Es ist zynisch zu behaupten, dass heutzutage eine Flucht viel einfacher ist als noch vor einem halben Jahrhundert. Warum soll das so sein? Weil es mehr Boote und Fahrzeuge gibt? Wie hätte Giordano Bruno an heutige n Maßstäben gemessen fliehen sollen? Sich auf den Rücken eines Pferdes schwingen und innerhalb von einer Woche über die Alpen verschwinden? Und dann? Vom Regen in die Traufe – mehr hätte es nicht bewirkt. Nein, er blieb, er kämpfte, er verlor. Aber er kämpfte.

Albert Einstein, Emmy Noether – brillante Naturwissenschaftler. Doch der braunen Elite und ihrer Speichellecker ein Dorn im Auge. Übrigens aus verschiedenen Gründen (auch Neid spielt bei Diffamierungen immer eine Rolle…). Amerika war ihr großes Ziel. Sehnsucht kann man das nicht nennen. Überlebenstrieb trifft es besser. Dass Einstein auch hier überwacht wurde, traf ihn sehr.

Brillante Wissenschaftler auf der Flucht – bis heute ein Problem. Denn bis heute sind wissenschaftliche Denkweisen bestimmten Machtausübenden ein Dorn im Auge. Denn sie könnten die faden Argumente – sofern vorhanden – mit einem Handstreich ad absurdum führen.

Giordano Bruno starb auf dem Scheiterhaufen, weil er der Welt sagte, dass wir nicht allein im Universum sind. Albert Einstein umschiffte die Klippen der Strafe durch seinen bekanntheitsgrad. Alan Turing traf seine eigene Wahl.

Turing kann getrost als Vater der Künstlichen Intelligenz bezeichnet werden. Im Krieg gegen die Nazis kann sein Anteil beim Dechiffrieren feindlicher Nachrichten nicht hoch genug eingeschätzt werden. Was ihn sogar einen OBE (Orden of the British Empire, ein Adelstitel) einbrachte. Nach dem Krieg gab es für ihn, seine Person, kaum noch Verwendung. Fachlich hätte man ihn unbedingt gebraucht. Aber. Alan Turing war … schwul. Und gab sich auch nicht sonderlich Mühe dies zu verbergen. Als er einen Einbruch bei der Polizei zu Protokoll gab, kam alles heraus. Schlussendlich wurde er einen „medizinischen Kur“ unterzogen, die das Anderssein heilen sollte. Von wegen „andere Zeiten, andere Sitten“ – es war menschenverachtend. Und es wurde erst vor paar Jahren durch Queen Elisabeth II. verurteilt und revidiert. Das Spießrutenlaufen beendete der Querkopf selbst. Mit Mandeln und einem Apfel. Zurückblieb das Erinnern an einen sensiblen, manchmal normbefreiten genialen Kopf. Hier und da erinnern Gedenktafeln, Straßennamen und mittlerweile eine Pfundnote an Alan Turing.

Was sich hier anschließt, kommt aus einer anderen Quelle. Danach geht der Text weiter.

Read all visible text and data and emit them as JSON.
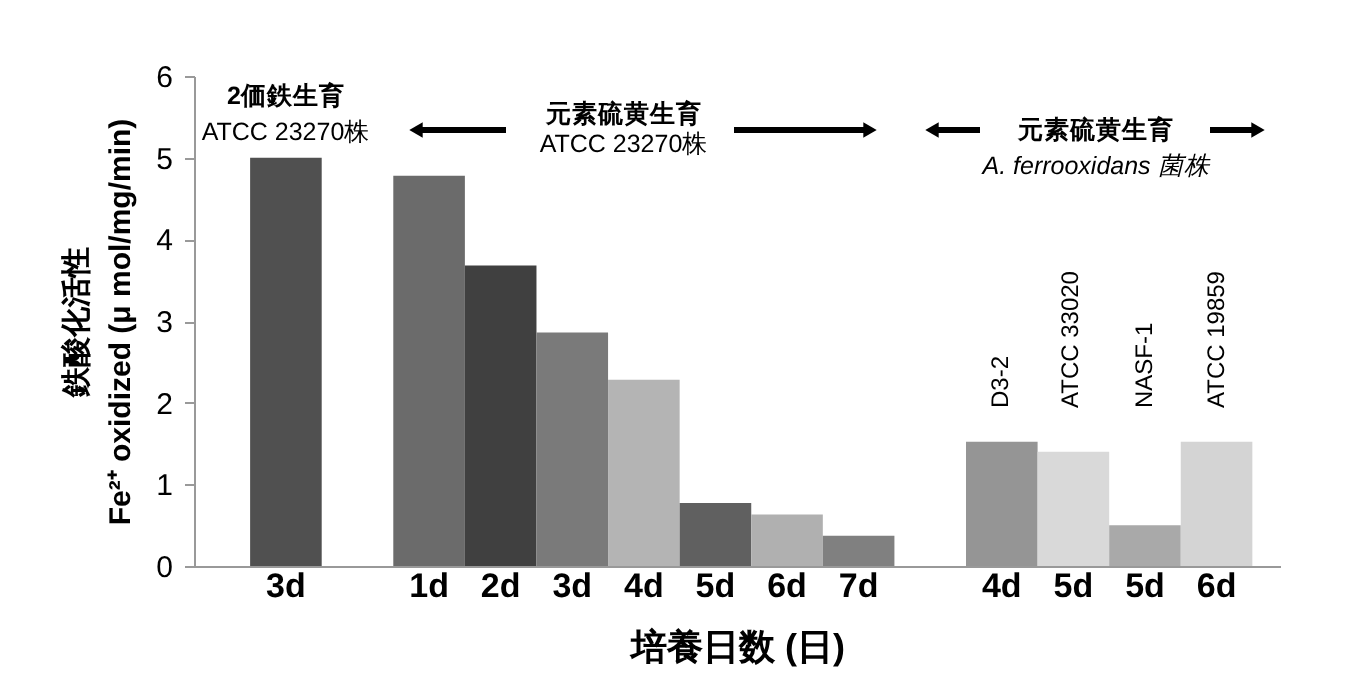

Thomas Bührke nimmt die Fährten vergessener Lebensphasen großer Denker wieder auf. Sie alle wurden verfolgt, aus unterschiedlichen Gründen. Nachvollziehbar sind diese allesamt nicht, nach heutigen aufgeklärten Maßstäben. Waren sie damals eigentlich auch nicht. Aber so ist das eben mit dem Einschub „eigentlich“. Eines sollte man nicht machen: Eich eigentlich für diese Personen interessieren, und dieses Buch nicht lesen.